Na manhã desta quarta-feira, 15 de junho, o presidente do Brasil preferiu gastar seu  tempo em uma entrevista descrevendo o jornalista como “malvisto na região” por fazer “muita matéria contra garimpeiro” e chamou de “excursão” o trabalho do correspondente, que, segundo o presidente, deveria “ter segurança mais que redobrada consigo próprio”. Seu comentário, mais uma vez, tenta isentar o Estado brasileiro de qualquer responsabilidade em garantir a segurança do trabalho de jornalistas, indigenistas e ambientalistas no Vale do Javari, e praticamente admite que criminosos assumiram o controle da região.

As organizações signatárias repudiam veementemente tais afirmações, que não surpreendem, já que apenas reiteram a aversão do presidente ao jornalismo livre e independente. Dom Phillips e Bruno Pereira estavam prestando um importante serviço para a sociedade ao reportarem a realidade amazônica.

O jornalista e o indigenista eram profissionais capacitados e experientes. Dom Phillips estava no Brasil havia 15 anos compartilhando reportagens sobre o Brasil, em especial sobre a Amazônia, sendo reconhecido internacionalmente por seu trabalho, com publicações em veículos como The Guardian e The Washington Post. Estava escrevendo um livro sobre o cotidiano da Amazônia.

Um dos mais respeitados indigenistas brasileiros, Bruno Pereira era servidor licenciado da Fundação Nacional do Índio (Funai), e tinha 11 anos de atuação na região do Vale do Javari.

Nos últimos anos, jornalistas e ambientalistas mostraram recordes de desmatamento e avanços de garimpeiros e madeireiros, da pesca predatória e do narcotráfico sobre territórios indígenas.
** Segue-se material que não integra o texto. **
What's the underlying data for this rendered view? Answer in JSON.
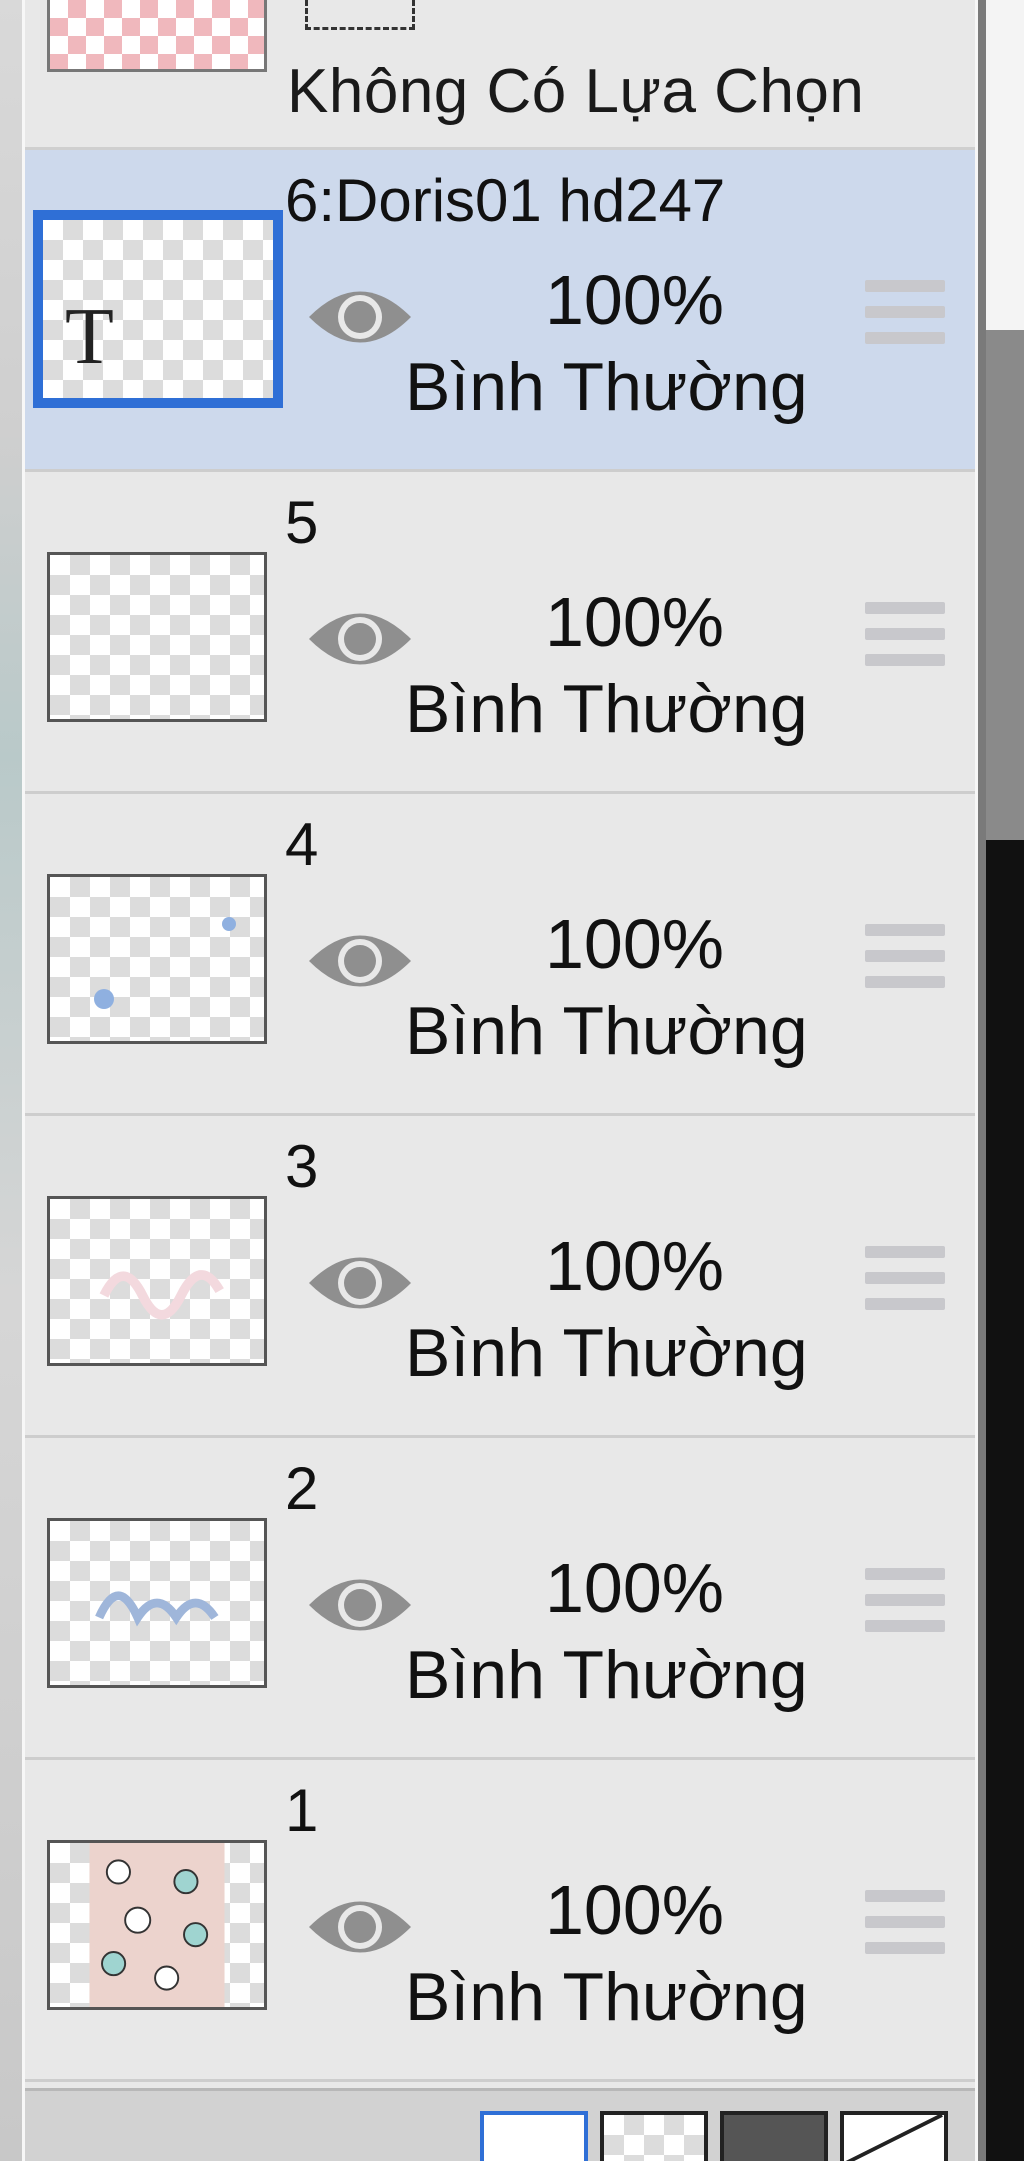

Também foram divulgados assassinatos de ativistas e o enfraquecimento de órgãos de controle e de fiscalização pelo governo federal. Não se trata de aventura, e sim de jornalismo.
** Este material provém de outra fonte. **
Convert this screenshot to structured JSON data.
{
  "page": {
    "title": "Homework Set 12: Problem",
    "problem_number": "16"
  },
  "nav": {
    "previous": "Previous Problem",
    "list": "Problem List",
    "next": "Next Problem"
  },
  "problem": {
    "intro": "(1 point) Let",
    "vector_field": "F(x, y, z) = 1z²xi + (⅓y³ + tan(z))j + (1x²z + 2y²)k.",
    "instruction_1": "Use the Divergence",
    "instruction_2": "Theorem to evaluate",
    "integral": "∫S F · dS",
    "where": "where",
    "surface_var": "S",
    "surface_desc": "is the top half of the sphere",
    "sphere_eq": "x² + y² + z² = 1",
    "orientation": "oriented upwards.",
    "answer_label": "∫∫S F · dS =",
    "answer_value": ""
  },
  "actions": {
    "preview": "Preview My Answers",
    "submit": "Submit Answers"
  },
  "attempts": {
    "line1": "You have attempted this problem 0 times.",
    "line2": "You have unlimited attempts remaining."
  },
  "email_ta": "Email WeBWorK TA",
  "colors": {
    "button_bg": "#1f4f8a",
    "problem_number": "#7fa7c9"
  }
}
Em paralelo, o presidente e seus aliados se tornaram protagonistas de ataques à imprensa. Dados de várias organizações jornalísticas, como Fenaj e Abraji, apontam crescimento exponencial das hostilidades, agressões e discursos de ódio contra jornalistas e meios de comunicação. Entre 2019 e 2021, os casos de ataques à imprensa e a seus profissionais saltaram mais de 200%, segundo levantamento da Abraji. Eles vêm, em sua maioria, da família do presidente, de integrantes do governo federal e de seus apoiadores. Tal contexto tem colocado o Brasil em posições mais do que preocupantes em classificações globais de liberdade de imprensa e expressão, como as produzidas por Repórteres sem Fronteiras Artigo 19.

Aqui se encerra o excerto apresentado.